Salim's character motives are rather vague: at first, he claims that he is working with the Americans because of the money and the possibility of relocation to the United States, which the military promises to the mercenary contingent. Subsequently, it turns out that there is also a deeper desire for revenge: extremists executed the hero's son. But at the same time, there are several serious inconsistencies in the actions of the character, which are not explained in the course of the plot. However, much is compensated by Salim's acting: he is as convincing as possible, authentic and, it seems, simply created for this role.
- Shot from the filming of the film "The Translator"

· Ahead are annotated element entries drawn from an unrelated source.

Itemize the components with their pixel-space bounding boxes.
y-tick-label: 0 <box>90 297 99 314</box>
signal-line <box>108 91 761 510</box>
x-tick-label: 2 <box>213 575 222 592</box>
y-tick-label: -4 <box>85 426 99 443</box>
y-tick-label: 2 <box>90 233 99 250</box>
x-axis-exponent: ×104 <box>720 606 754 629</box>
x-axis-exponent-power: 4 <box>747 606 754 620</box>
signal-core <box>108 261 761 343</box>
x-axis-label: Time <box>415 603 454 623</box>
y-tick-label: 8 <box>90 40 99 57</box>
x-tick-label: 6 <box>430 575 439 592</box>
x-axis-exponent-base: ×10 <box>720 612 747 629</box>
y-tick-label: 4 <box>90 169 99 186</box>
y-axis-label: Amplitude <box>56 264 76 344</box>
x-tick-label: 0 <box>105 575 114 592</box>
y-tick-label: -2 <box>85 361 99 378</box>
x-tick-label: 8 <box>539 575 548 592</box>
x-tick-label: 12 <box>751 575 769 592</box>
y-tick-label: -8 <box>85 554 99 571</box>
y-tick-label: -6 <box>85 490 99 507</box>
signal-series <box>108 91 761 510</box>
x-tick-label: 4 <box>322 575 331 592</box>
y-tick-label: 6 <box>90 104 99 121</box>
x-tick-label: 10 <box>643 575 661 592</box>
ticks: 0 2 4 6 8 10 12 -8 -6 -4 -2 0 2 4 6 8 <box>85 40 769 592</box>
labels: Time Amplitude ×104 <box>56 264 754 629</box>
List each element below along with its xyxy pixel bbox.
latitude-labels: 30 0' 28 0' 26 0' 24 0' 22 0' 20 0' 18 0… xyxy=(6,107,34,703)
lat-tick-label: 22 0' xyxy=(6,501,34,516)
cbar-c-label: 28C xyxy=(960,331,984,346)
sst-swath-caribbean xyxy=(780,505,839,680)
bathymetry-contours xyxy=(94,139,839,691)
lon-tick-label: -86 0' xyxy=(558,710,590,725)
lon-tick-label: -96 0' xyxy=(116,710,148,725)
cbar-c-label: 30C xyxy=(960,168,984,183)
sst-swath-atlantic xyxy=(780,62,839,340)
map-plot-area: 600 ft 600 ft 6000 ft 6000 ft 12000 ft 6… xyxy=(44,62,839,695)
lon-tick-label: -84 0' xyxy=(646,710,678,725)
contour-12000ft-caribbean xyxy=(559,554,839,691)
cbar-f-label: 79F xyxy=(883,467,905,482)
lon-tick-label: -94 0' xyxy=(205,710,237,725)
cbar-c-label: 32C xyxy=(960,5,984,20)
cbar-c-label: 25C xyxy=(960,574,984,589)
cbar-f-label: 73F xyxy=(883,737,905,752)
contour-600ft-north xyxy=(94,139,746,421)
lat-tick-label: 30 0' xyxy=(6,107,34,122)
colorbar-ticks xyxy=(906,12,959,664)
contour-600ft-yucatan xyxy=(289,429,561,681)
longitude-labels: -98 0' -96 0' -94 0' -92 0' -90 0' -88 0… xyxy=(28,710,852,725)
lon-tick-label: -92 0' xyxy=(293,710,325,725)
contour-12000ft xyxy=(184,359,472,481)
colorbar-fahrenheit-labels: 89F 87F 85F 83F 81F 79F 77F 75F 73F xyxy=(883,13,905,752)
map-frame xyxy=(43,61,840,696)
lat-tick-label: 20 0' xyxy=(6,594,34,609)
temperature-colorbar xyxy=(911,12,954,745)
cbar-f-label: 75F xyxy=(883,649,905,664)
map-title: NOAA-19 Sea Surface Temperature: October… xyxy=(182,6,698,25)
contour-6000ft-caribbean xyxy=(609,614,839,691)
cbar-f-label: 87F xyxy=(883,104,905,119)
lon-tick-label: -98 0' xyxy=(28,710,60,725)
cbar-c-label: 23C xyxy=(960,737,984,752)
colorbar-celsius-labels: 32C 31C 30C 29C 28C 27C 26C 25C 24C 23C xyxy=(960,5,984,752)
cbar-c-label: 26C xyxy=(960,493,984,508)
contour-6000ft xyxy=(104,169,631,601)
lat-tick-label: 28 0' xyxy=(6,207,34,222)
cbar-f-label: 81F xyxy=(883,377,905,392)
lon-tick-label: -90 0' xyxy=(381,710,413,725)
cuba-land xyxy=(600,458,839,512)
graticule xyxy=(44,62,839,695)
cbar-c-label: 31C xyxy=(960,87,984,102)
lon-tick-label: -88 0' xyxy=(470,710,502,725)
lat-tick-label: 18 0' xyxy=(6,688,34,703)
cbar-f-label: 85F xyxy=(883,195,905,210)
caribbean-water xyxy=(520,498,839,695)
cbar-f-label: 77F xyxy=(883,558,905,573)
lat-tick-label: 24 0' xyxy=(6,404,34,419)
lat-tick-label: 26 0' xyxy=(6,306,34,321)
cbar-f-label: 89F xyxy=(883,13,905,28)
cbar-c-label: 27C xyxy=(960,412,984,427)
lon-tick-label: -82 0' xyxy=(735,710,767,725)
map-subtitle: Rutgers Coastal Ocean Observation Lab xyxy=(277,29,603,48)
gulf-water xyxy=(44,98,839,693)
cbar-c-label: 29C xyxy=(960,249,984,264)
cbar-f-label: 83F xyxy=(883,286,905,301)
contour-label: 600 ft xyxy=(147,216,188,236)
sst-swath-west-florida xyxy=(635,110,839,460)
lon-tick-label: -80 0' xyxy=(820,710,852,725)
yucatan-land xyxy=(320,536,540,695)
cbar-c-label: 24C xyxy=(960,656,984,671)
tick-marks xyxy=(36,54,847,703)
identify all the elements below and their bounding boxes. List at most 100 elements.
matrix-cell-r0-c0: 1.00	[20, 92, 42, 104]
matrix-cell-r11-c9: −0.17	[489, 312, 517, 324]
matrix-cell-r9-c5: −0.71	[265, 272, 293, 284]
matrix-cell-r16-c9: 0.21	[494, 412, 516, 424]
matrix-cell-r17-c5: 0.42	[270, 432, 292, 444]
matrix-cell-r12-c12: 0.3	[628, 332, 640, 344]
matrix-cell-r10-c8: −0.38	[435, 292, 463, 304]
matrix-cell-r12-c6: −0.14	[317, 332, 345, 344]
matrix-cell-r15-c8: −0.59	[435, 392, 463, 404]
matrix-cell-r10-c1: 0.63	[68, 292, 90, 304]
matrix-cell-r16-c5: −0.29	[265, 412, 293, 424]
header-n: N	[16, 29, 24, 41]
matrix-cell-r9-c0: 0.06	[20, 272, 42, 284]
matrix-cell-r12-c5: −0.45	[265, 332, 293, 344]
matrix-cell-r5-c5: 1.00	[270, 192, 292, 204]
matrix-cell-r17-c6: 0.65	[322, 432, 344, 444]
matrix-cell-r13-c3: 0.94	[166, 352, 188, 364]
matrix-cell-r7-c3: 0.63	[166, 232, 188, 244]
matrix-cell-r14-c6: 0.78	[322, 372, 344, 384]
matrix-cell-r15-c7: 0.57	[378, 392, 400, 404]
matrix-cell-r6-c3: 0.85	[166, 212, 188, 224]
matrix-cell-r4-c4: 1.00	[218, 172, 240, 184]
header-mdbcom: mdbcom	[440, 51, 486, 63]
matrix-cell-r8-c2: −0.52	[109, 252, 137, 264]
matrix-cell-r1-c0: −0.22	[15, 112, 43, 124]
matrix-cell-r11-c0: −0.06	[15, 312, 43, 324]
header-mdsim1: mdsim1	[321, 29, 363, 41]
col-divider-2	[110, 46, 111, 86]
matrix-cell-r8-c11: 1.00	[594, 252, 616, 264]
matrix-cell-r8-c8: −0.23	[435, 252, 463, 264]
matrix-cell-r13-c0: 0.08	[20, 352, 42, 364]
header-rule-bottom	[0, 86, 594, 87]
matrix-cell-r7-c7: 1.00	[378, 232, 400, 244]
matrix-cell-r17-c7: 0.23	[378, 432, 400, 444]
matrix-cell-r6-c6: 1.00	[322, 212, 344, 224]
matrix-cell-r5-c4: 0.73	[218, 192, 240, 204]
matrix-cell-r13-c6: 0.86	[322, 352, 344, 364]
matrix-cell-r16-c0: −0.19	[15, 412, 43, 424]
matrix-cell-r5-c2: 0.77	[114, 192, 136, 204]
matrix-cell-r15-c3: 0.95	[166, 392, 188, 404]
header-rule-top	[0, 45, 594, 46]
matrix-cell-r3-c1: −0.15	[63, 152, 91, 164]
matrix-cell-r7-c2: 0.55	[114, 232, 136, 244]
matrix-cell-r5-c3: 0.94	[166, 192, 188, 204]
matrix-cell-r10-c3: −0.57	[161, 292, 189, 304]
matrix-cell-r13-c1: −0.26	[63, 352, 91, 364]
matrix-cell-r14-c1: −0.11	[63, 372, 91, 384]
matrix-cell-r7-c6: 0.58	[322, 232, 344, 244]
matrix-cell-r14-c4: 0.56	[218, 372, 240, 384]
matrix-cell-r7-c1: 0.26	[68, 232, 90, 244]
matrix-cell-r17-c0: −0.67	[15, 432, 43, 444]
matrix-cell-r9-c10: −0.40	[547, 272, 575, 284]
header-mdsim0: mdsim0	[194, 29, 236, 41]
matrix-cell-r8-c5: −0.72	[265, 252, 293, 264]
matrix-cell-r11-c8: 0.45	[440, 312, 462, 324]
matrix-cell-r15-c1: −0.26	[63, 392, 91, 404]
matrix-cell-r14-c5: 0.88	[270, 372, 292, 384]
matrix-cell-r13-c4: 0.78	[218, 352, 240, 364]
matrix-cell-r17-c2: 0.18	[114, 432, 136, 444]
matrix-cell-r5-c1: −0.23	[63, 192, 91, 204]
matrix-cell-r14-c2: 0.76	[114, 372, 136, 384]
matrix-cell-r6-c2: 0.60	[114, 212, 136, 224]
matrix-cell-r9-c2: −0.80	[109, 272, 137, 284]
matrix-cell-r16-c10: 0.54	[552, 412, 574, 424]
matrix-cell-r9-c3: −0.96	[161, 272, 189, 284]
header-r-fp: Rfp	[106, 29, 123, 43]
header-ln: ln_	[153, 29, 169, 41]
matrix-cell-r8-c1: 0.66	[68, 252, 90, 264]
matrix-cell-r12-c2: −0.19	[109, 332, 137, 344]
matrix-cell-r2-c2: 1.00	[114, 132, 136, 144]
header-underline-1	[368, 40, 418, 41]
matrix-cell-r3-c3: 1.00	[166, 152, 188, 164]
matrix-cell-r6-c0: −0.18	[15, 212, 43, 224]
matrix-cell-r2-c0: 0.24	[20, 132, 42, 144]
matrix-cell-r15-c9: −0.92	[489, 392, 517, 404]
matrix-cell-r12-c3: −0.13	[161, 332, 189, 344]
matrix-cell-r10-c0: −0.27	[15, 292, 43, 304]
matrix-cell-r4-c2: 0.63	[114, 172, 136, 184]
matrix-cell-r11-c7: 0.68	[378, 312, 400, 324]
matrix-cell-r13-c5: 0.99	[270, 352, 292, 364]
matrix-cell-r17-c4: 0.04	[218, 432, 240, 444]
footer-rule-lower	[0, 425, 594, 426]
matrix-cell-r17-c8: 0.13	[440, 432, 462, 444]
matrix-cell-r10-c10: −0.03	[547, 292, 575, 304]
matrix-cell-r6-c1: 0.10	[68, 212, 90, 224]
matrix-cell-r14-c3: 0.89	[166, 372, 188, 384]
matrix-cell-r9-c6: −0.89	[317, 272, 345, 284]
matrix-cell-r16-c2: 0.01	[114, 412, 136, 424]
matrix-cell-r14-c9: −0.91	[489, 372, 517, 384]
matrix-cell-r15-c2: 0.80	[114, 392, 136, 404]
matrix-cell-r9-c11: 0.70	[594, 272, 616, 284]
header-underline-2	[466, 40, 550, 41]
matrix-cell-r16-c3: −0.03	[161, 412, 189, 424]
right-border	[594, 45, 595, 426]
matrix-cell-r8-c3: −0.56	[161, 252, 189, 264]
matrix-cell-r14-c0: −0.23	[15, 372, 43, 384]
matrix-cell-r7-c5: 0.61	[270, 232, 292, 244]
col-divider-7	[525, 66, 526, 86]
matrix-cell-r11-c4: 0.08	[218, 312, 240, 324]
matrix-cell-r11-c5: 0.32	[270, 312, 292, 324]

- © STX Films/Keystone Press Agency
Gyllenhaal's character, on the other hand, is quite understandable and, to some extent, even formulaic. Sergeant John Kinley is a kind of collective image of a completely typical American soldier, full of complacency before the first serious problem that provokes PTSD, multiplied by pangs of conscience and the final decision to save Private Ahmed. Although it is due not so much to the desire to help (which also takes place), but to a deal with one's own conscience, which the character speaks about directly.
Gyllenhaal is organic in his image at the beginning and end of the film, but he showed a rather mediocre stress transformation and emotional experiences: it seems that the actor is overly dramatizing and, as a result, overplaying.
Kinley's relationship with his wife (Emily Beech) looks bland, dull and faceless, which can be mainly seen in the dialogues: exaggeratedly pretentious, completely stereotyped and as if inserted into the tape for show or for greater contrast with the relationship between Ahmed and his wife, much more humane and understandable to the viewer - and this despite the fact that the Afghan couple has much less screen time and dialogues, than the American one.
A lot of injections from Richie were received by American bureaucrats, judging by the film, the same all over the world: scenes with Kinley's attempts to find out the fate of visas for Ahmed's family are the only ones that cause an understanding smile from anyone who tried to solve such issues over the phone. However, the social subtext of the picture in fact turns out to be much deeper than just ridiculing the three-hour hanging on the line: first, the director gives the audience information about the huge deadlines for preparing documents, and at the end of the tape he gives statistics on how many local translators were executed along with their families, without waiting for the promised relocation.
The finale of the tape is another injection, but this time at the American military machine. In addition to the sad statistics, the credits tell the story of the withdrawal of the peacekeeping contingent from Afghanistan and state that the Taliban regained power over the country within a little over three months. Thus, regardless of the story of Kinley and Ahmed, in the finale of "The Interpreter" Richie asks the viewer the main question - about the meaning of the 20-year war.
Summing up, it is worth noting that Richie's action movie with elements of thriller, drama and social overtones turned out rather than not. Although individual scenes, dialogues, and sometimes the motives of the characters raise questions, in general, the film "The Translator" is interesting to watch, and even more exciting is to unwind the layers of meanings and hidden irony embedded in it by the director.